New AI tools that can write student essays require educators to rethink teaching and assessment
Please take a moment to read the short one-page article. The article includes a paper on learning styles written entirely by an AI program from the prompt, “The construct of ‘learning styles’ is problematic because.” The resulting paper is chilling from the perspective of an educator who is trying to encourage students (especially undergraduate students) to learn to think critically and to write effectively.
In Singapore, we make the students remove and store their watches during exams because they have started using them to communicate and to find answers to exam questions.
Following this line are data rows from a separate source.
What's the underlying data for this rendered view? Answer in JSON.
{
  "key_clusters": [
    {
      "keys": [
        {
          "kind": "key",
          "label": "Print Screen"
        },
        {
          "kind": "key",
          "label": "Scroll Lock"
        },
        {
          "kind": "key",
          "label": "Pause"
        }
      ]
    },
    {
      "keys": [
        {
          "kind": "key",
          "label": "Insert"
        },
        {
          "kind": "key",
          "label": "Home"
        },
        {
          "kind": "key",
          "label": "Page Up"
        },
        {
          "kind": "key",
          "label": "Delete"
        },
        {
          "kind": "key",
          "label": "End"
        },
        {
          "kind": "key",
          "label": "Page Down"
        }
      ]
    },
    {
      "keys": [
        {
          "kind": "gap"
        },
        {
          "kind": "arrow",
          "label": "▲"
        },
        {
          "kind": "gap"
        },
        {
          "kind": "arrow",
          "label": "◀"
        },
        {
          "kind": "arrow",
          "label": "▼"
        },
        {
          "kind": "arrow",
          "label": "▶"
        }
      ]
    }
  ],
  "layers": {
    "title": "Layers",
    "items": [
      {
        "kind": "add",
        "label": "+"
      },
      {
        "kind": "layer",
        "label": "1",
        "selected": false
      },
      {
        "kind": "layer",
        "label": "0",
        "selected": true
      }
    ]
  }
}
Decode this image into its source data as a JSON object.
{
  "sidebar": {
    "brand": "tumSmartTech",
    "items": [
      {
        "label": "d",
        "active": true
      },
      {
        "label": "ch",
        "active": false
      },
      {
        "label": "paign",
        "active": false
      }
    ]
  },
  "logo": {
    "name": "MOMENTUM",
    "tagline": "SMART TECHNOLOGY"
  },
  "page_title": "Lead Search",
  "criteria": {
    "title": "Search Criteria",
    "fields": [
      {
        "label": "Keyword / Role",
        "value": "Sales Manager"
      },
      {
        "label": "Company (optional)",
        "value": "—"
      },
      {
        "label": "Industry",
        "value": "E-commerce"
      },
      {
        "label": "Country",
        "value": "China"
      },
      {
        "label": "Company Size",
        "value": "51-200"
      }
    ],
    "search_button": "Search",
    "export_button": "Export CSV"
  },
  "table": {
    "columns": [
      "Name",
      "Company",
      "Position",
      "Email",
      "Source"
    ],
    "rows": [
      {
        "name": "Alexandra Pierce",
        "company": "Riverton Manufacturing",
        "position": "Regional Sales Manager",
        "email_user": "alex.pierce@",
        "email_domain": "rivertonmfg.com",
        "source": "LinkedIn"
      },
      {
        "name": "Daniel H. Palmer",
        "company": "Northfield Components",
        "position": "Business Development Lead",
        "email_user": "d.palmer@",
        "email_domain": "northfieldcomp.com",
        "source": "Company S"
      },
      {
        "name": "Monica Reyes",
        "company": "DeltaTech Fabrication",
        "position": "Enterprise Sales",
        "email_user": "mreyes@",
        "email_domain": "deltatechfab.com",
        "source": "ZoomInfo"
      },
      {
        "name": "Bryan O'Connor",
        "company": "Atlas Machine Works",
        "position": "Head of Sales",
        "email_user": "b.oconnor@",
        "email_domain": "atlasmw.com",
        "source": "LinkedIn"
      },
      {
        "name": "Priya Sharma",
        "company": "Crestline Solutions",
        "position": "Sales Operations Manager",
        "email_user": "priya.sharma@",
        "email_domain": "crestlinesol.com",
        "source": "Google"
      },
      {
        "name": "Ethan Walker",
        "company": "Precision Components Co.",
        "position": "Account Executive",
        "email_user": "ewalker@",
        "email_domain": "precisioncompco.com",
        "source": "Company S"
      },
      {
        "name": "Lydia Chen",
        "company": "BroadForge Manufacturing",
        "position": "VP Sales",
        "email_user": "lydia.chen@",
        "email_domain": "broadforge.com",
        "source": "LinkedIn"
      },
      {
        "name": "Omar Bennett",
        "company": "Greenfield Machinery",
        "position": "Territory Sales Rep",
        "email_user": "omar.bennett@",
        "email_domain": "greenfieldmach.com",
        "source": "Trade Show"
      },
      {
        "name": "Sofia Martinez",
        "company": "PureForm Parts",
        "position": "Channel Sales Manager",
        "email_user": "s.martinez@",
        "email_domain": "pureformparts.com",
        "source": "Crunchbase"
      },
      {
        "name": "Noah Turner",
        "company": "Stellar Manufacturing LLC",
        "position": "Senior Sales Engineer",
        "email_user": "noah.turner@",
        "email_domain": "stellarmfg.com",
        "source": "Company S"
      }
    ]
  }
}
I’ve abandoned exams for this and other reasons, relying on formative assessments that involve analysis and writing. But what if the students could put a phrase into an application like the GPT-3 tool (https://openai.com/api/) to which this article refers?
When I began my PhD journey, which followed a 1 ½ years of teaching in China and Vietnam, I wanted to study cheating behaviors. I had not taught a single course section out of seven sections in those first 18 months in which at least one student had not obviously cheated—and in many cases, groups of students, as many as five, for example all handing in the same paper. I was dissuaded by my advisor for good reason—why take on a controversial topic that could interfere with achieving my doctoral degree? Now I am rethinking this topic in the context of pedagogy (e.g., experiential learning methods) and assessment. As an aside, the academic integrity issues have occurred everywhere I have taught, including in: Buffalo, NY; Asheville, NC; and Singapore.